Abu-Jamal was sentenced to death in July 1982 by a predominantly white Philadelphia jury. The state Supreme Court upheld his conviction in 1989 and also refused to grant him subsequent relief.

When the case moved to federal court, U.S. District Judge William H. Yohn Jr. rejected 28 of the 29 defense claims.

But Yohn did rule in favor of Abu-Jamal in deciding that the jury may have mistakenly believed it had to agree unanimously on any "mitigating" circumstance that might have persuaded jurors to decide on life rather than death.

And in turn, Yohn said that Abu-Jamal should be sentenced to life, instead of death, or get a new hearing only on what his sentence should be.

The Third Circuit panel - Chief Judge Anthony J. Scirica and Judges Thomas L. Ambro and Robert E. Cowen - peppered the lawyers with questions about the ambiguous jury instructions and whether the prosecutor made unfair remarks during his closing argument.

A decision is not expected for several months.

But it was questions about jury selection that dominated the argument.
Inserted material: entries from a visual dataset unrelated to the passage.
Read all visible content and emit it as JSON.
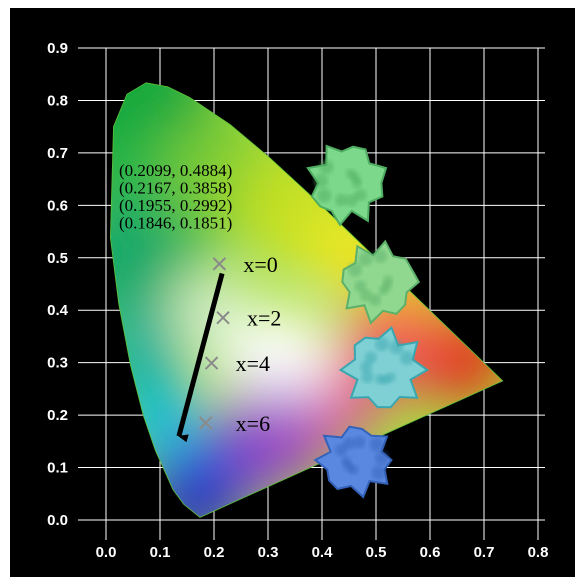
{
  "chart_data": {
    "type": "scatter",
    "title": "",
    "xlabel": "",
    "ylabel": "",
    "xlim": [
      -0.05,
      0.85
    ],
    "ylim": [
      -0.05,
      0.92
    ],
    "grid": true,
    "x_ticks": [
      "0.0",
      "0.1",
      "0.2",
      "0.3",
      "0.4",
      "0.5",
      "0.6",
      "0.7",
      "0.8"
    ],
    "y_ticks": [
      "0.0",
      "0.1",
      "0.2",
      "0.3",
      "0.4",
      "0.5",
      "0.6",
      "0.7",
      "0.8",
      "0.9"
    ],
    "coordinate_labels": [
      "(0.2099, 0.4884)",
      "(0.2167, 0.3858)",
      "(0.1955, 0.2992)",
      "(0.1846, 0.1851)"
    ],
    "series": [
      {
        "points": [
          {
            "x": 0.2099,
            "y": 0.4884,
            "label": "x=0"
          },
          {
            "x": 0.2167,
            "y": 0.3858,
            "label": "x=2"
          },
          {
            "x": 0.1955,
            "y": 0.2992,
            "label": "x=4"
          },
          {
            "x": 0.1846,
            "y": 0.1851,
            "label": "x=6"
          }
        ],
        "marker": "x",
        "marker_color": "#8a8a8a"
      }
    ],
    "trend_arrow": {
      "from": [
        0.215,
        0.47
      ],
      "to": [
        0.135,
        0.16
      ]
    },
    "chromaticity_locus": [
      [
        0.1741,
        0.005
      ],
      [
        0.144,
        0.0297
      ],
      [
        0.1241,
        0.0578
      ],
      [
        0.0913,
        0.1327
      ],
      [
        0.0687,
        0.2007
      ],
      [
        0.0454,
        0.295
      ],
      [
        0.0235,
        0.4127
      ],
      [
        0.0082,
        0.5384
      ],
      [
        0.0139,
        0.7502
      ],
      [
        0.0389,
        0.812
      ],
      [
        0.0743,
        0.8338
      ],
      [
        0.1142,
        0.8262
      ],
      [
        0.1547,
        0.8059
      ],
      [
        0.2296,
        0.7543
      ],
      [
        0.3016,
        0.6923
      ],
      [
        0.3731,
        0.6245
      ],
      [
        0.4441,
        0.5547
      ],
      [
        0.5125,
        0.4866
      ],
      [
        0.5752,
        0.4242
      ],
      [
        0.627,
        0.3725
      ],
      [
        0.6658,
        0.334
      ],
      [
        0.6915,
        0.3083
      ],
      [
        0.7347,
        0.2653
      ]
    ],
    "background_color": "#000000",
    "grid_color": "#ffffff"
  }
}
All three judges have granted relief to death-row inmates in cases in which they found that prosecutors had unfairly struck jurors for racial reasons.

Burns contended that the trial prosecutor, Joseph McGill, had wanted blacks on the jury, but Bryan argued the case was infused with racial elements at a time when the District Attorney's Office was known for trying to exclude blacks from juries.

"Discrimination was at work by the D.A.'s office during this period," said Bryan.

The Third Circuit will now review Yohn's reasoning on the jury instructions, and also consider whether there was racial bias during jury selection and whether Abu-Jamal's constitutional rights were violated by the prosecutor's closing argument and by the alleged bias of the trial judge during post-conviction review.

The Third Circuit could:

  1. Reverse Yohn and uphold the death sentence.

  2. Uphold Yohn and order a new sentencing hearing.

  3. Grant a new trial.

  4. Send the case back to Yohn for a hearing.

Even if the court upholds the death sentence, Abu-Jamal could attempt to persuade the U.S. Supreme Court to hear the case, or try to go back again to the Pennsylvania Supreme Court, where he still has one petition pending.